Un souvenir en cache un autre comme un arbre la forêt. L’eau glacée de l’enfance me remonte à la bouche. Les pierres brillent comme des yeux. La poésie n’a pas besoin du temps pour transformer les choses. Nous avons peine à échapper aux nombres. Serons-nous les derniers à nous servir des mots ? Ça sent déjà la neige. Des insectes s’endorment sous l’écorce des arbres. J’habille de mots la page blanche pour ne pas qu’elle prenne froid. Lorsque cesse la pluie, le vent provoque une nouvelle averse en agitant les branches. Les pins s’accrochent aux flancs vivants de la montagne. Dans la fugacité des choses, le visage de l’homme porte l’éternité. On ne touche pas du doigt le monde du dedans. On le respire en nous. Il fait battre le cœur.
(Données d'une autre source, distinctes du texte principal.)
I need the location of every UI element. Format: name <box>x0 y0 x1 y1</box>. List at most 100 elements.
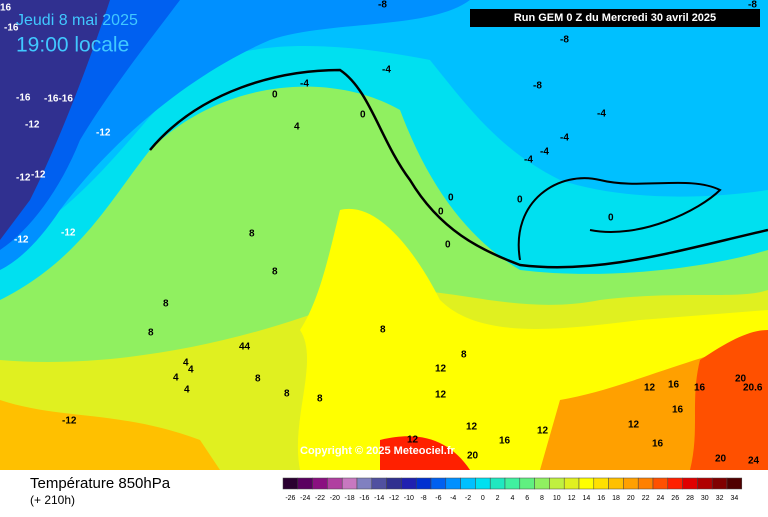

Il a suffi que je dessine pour apprendre la lumière. Dans les dessins d’enfant, le plus triste des arbres offre un sourire caché. J’entends tout du bout de mon crayon, des petits œufs d’insectes au tronc lisse des arbres. Dans une écoute végétale, l’oreille s’accoutume au tic-tac des fruits. Quand on mange dehors, le soleil brille sur la soupe et se mêle aux épices. Au coucher du soleil, les ombres nous unissent. La pierre dort avec l’oiseau, le chevreuil avec l’eau, la capucine avec le temps. Dès l’origine, la joie et la douleur se fondent. J’ai commencé à parler très tôt. Je suis né au monde en le nommant. Quand j’écris, c’est un mot de passe que je cherche.